CALLER: How you doing, Rush? It’s a pleasure to speak with you. I’m an ex-tech. I used to work on Black Hawks. My wife’s a professional also. She’s a nurse. She’s now teaching. I work for the New York state government, juvenile sector. And we’re being hurt just as much up here as everybody else. I hear a lot of people saying that the union members, the government employees aren’t going to be hurt by this. They’re doing layoffs left and right. We’re about to lose our jobs probably. They’re about to close my facility and I’ve got five kids. I settled down up here and it looks like I’m going to have to maybe pull roots and go back to my other field. But I enjoy it up here and it’s sad to see, because, like you always say: Industry brings money and the government can’t survive without it. So if they keep forcing the industry out of New York State, which they already have, we’re going to have nothing up here and we’ll all have to leave.
RUSH: Yeah, yeah, yeah, and here you are, you’re a little guy.
CALLER: Little guy.
RUSH: Little guy, you’re getting creamed. You were expecting just the opposite.
CALLER: I was expecting the opposite. We have five kids. We live a simple life up here. We’re very conservative. I belong to the conservative party here. And we’re being smashed up here. I can’t tell you how disappointed, because New York state’s a beautiful place to live, and it’s just so sad up here. The rest of the country needs to know how bad we’re getting smashed up here. So even the little guy is going to get knocked out of this, Mr. Limbaugh.
RUSH: Well, you have to learn to look on the bright side in all circumstances. And for you, that would be: At least you don’t live in California.
CALLER: (Laughing). Yes, sir. Yes, sir.
RUSH: I understand your point. But get this. Let me find this in the stack because you’re talking here about the whole notion of these businesses being run out of the state because of taxes and everything else. And, therefore, the tax base is dropping and the state’s got less money and you, therefore, are in a job that’s expendable. Something Bloomberg is doing in New York. New tobacco taxes, new smoking rules, and they’re having to post big no-smoking signs in every cigarette retailer. I’m looking for the details of the story here. It’s at the bottom of my stack. I know I printed this out. By the way, in case you haven’t heard this, Deutsche Bank is predicting a 40 percent drop in New York home prices the next couple of years. That’s also the same thing as home values.
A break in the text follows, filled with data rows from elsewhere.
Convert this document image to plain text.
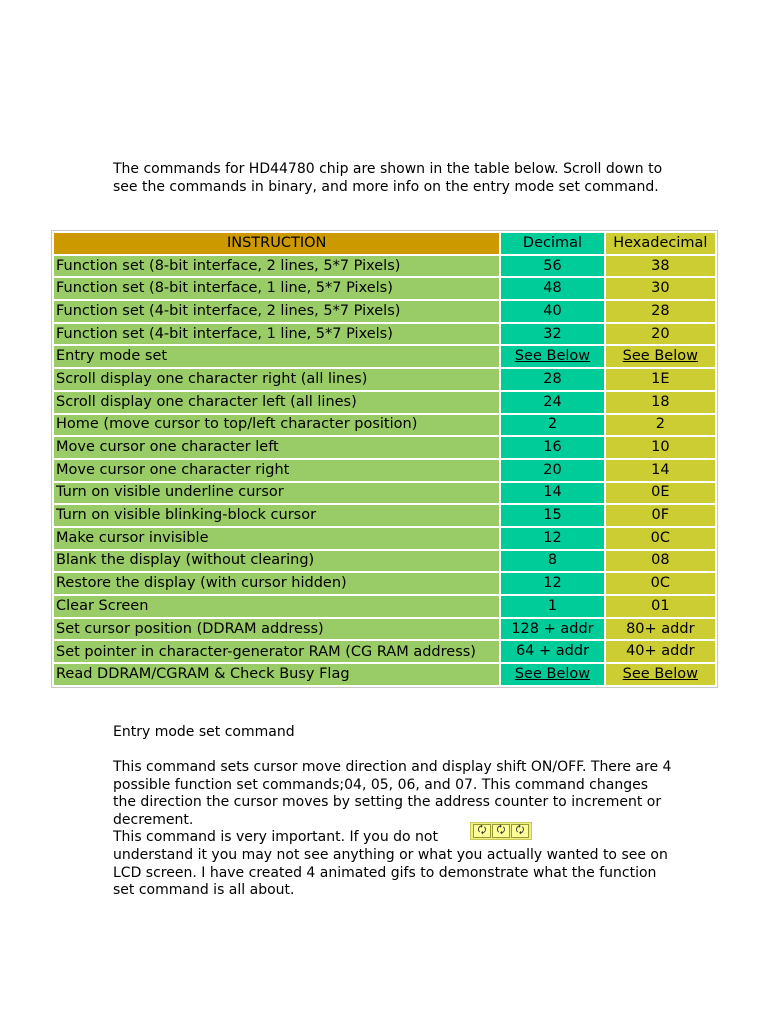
The commands for HD44780 chip are shown in the table below. Scroll down to see the commands in binary, and more info on the entry mode set command.

INSTRUCTION	Decimal	Hexadecimal
Function set (8-bit interface, 2 lines, 5*7 Pixels)	56	38
Function set (8-bit interface, 1 line, 5*7 Pixels)	48	30
Function set (4-bit interface, 2 lines, 5*7 Pixels)	40	28
Function set (4-bit interface, 1 line, 5*7 Pixels)	32	20
Entry mode set	See Below	See Below
Scroll display one character right (all lines)	28	1E
Scroll display one character left (all lines)	24	18
Home (move cursor to top/left character position)	2	2
Move cursor one character left	16	10
Move cursor one character right	20	14
Turn on visible underline cursor	14	0E
Turn on visible blinking-block cursor	15	0F
Make cursor invisible	12	0C
Blank the display (without clearing)	8	08
Restore the display (with cursor hidden)	12	0C
Clear Screen	1	01
Set cursor position (DDRAM address)	128 + addr	80+ addr
Set pointer in character-generator RAM (CG RAM address)	64 + addr	40+ addr
Read DDRAM/CGRAM & Check Busy Flag	See Below	See Below
Entry mode set command

This command sets cursor move direction and display shift ON/OFF. There are 4 possible function set commands;04, 05, 06, and 07. This command changes the direction the cursor moves by setting the address counter to increment or decrement.

This command is very important. If you do not	🗘	🗘	🗘

understand it you may not see anything or what you actually wanted to see on LCD screen. I have created 4 animated gifs to demonstrate what the function set command is all about.
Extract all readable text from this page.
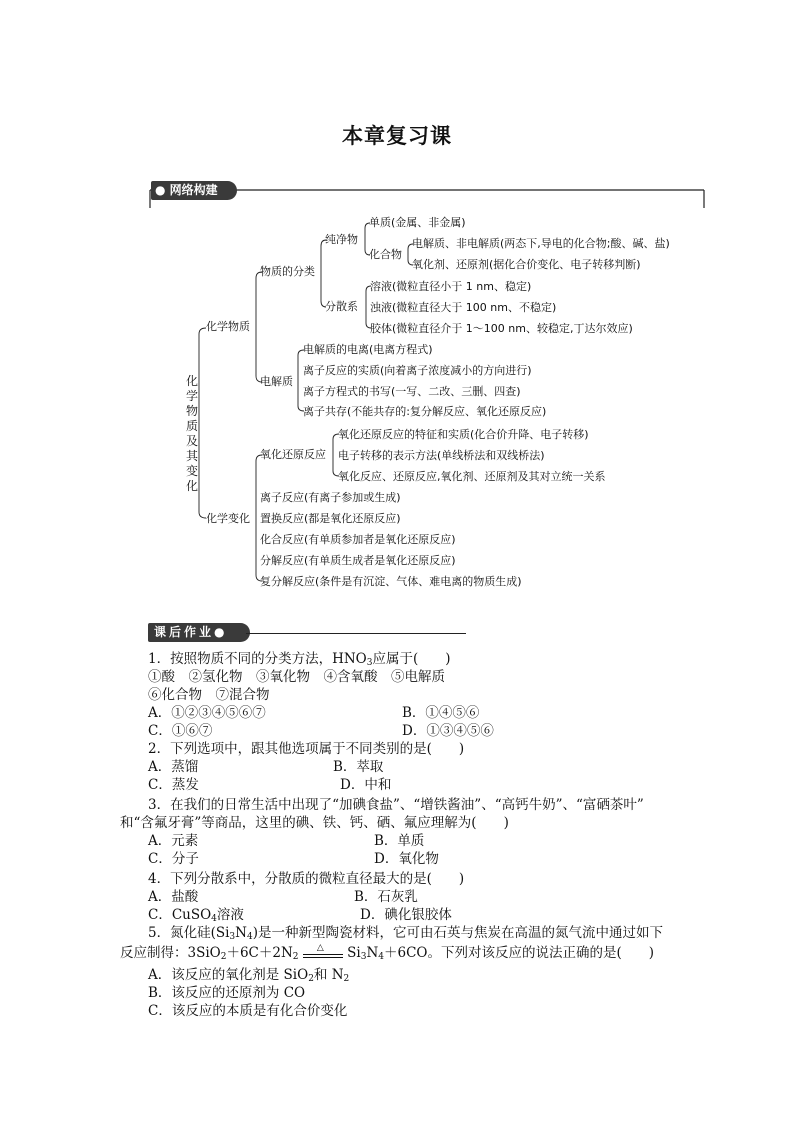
本章复习课
● 网络构建
化学物质及其变化
化学物质
物质的分类
纯净物
单质(金属、非金属)
化合物
电解质、非电解质(两态下,导电的化合物;酸、碱、盐)
氧化剂、还原剂(据化合价变化、电子转移判断)
分散系
溶液(微粒直径小于 1 nm、稳定)
浊液(微粒直径大于 100 nm、不稳定)
胶体(微粒直径介于 1～100 nm、较稳定,丁达尔效应)
电解质
电解质的电离(电离方程式)
离子反应的实质(向着离子浓度减小的方向进行)
离子方程式的书写(一写、二改、三删、四查)
离子共存(不能共存的:复分解反应、氧化还原反应)
化学变化
氧化还原反应
氧化还原反应的特征和实质(化合价升降、电子转移)
电子转移的表示方法(单线桥法和双线桥法)
氧化反应、还原反应,氧化剂、还原剂及其对立统一关系
离子反应(有离子参加或生成)
置换反应(都是氧化还原反应)
化合反应(有单质参加者是氧化还原反应)
分解反应(有单质生成者是氧化还原反应)
复分解反应(条件是有沉淀、气体、难电离的物质生成)
课后作业●
1．按照物质不同的分类方法，$HNO_3$应属于(　　)
①酸　②氢化物　③氧化物　④含氧酸　⑤电解质
⑥化合物　⑦混合物
A．①②③④⑤⑥⑦	B．①④⑤⑥
C．①⑥⑦	D．①③④⑤⑥
2．下列选项中，跟其他选项属于不同类别的是(　　)
A．蒸馏	B．萃取
C．蒸发	D．中和
3．在我们的日常生活中出现了“加碘食盐”、“增铁酱油”、“高钙牛奶”、“富硒茶叶”
和“含氟牙膏”等商品，这里的碘、铁、钙、硒、氟应理解为(　　)
A．元素	B．单质
C．分子	D．氧化物
4．下列分散系中，分散质的微粒直径最大的是(　　)
A．盐酸	B．石灰乳
C．CuSO$_4$溶液	D．碘化银胶体
5．氮化硅$(Si_3N_4)$是一种新型陶瓷材料，它可由石英与焦炭在高温的氮气流中通过如下
反应制得：$3SiO_2+6C+2N_2$
△ $Si_3N_4+6CO$。下列对该反应的说法正确的是(　　)
A．该反应的氧化剂是 SiO$_2$和 $N_2$
B．该反应的还原剂为 CO
C．该反应的本质是有化合价变化
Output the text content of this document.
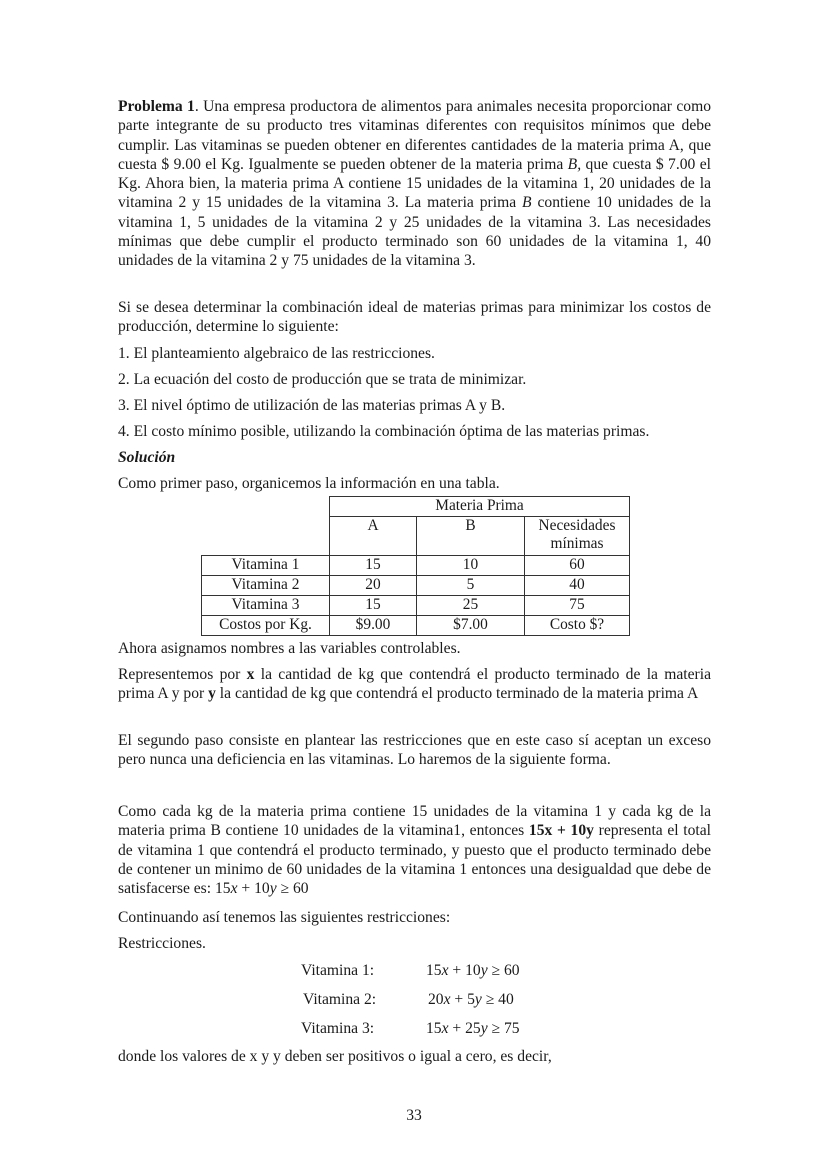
Problema 1. Una empresa productora de alimentos para animales necesita proporcionar como parte integrante de su producto tres vitaminas diferentes con requisitos mínimos que debe cumplir. Las vitaminas se pueden obtener en diferentes cantidades de la materia prima A, que cuesta $ 9.00 el Kg. Igualmente se pueden obtener de la materia prima B, que cuesta $ 7.00 el Kg. Ahora bien, la materia prima A contiene 15 unidades de la vitamina 1, 20 unidades de la vitamina 2 y 15 unidades de la vitamina 3. La materia prima B contiene 10 unidades de la vitamina 1, 5 unidades de la vitamina 2 y 25 unidades de la vitamina 3. Las necesidades mínimas que debe cumplir el producto terminado son 60 unidades de la vitamina 1, 40 unidades de la vitamina 2 y 75 unidades de la vitamina 3.

Si se desea determinar la combinación ideal de materias primas para minimizar los costos de producción, determine lo siguiente:

1. El planteamiento algebraico de las restricciones.

2. La ecuación del costo de producción que se trata de minimizar.

3. El nivel óptimo de utilización de las materias primas A y B.

4. El costo mínimo posible, utilizando la combinación óptima de las materias primas.

Solución

Como primer paso, organicemos la información en una tabla.

	Materia Prima		
	A	B	Necesidades mínimas
Vitamina 1	15	10	60
Vitamina 2	20	5	40
Vitamina 3	15	25	75
Costos por Kg.	$9.00	$7.00	Costo $?

Ahora asignamos nombres a las variables controlables.

Representemos por x la cantidad de kg que contendrá el producto terminado de la materia prima A y por y la cantidad de kg que contendrá el producto terminado de la materia prima A

El segundo paso consiste en plantear las restricciones que en este caso sí aceptan un exceso pero nunca una deficiencia en las vitaminas. Lo haremos de la siguiente forma.

Como cada kg de la materia prima contiene 15 unidades de la vitamina 1 y cada kg de la materia prima B contiene 10 unidades de la vitamina1, entonces 15x + 10y representa el total de vitamina 1 que contendrá el producto terminado, y puesto que el producto terminado debe de contener un minimo de 60 unidades de la vitamina 1 entonces una desigualdad que debe de satisfacerse es: 15x + 10y ≥ 60

Continuando así tenemos las siguientes restricciones:

Restricciones.

Vitamina 1:	15x + 10y ≥ 60
Vitamina 2:	20x + 5y ≥ 40
Vitamina 3:	15x + 25y ≥ 75

donde los valores de x y y deben ser positivos o igual a cero, es decir,

33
Here’s the story. It’s from Channel 2 in New York: ‘The New York City health department is moving forward with a plan that would require about 12,000 cigarette retailers to post large anti-smoking signs. It’s billed as the first such regulation in the United States.’ Do you know how much tax revenue the State of New York uses and where it goes? It goes to health care coverage for kids. It goes to the general fund. They have just raised taxes on cigarettes and now they’re trying to intimidate people into not buying the product. What’s going to happen when that revenue source dries up? They’re going to come after you and raise taxes somewhere else that you live, folks. Why not just ban the product? If it’s deadly, if it kills people, it’s causing these monumental health care costs, why not just ban the product? Well, they can’t ban the product; the tax revenue’s too high. There just isn’t any common sense in anything. Zilch. Nada.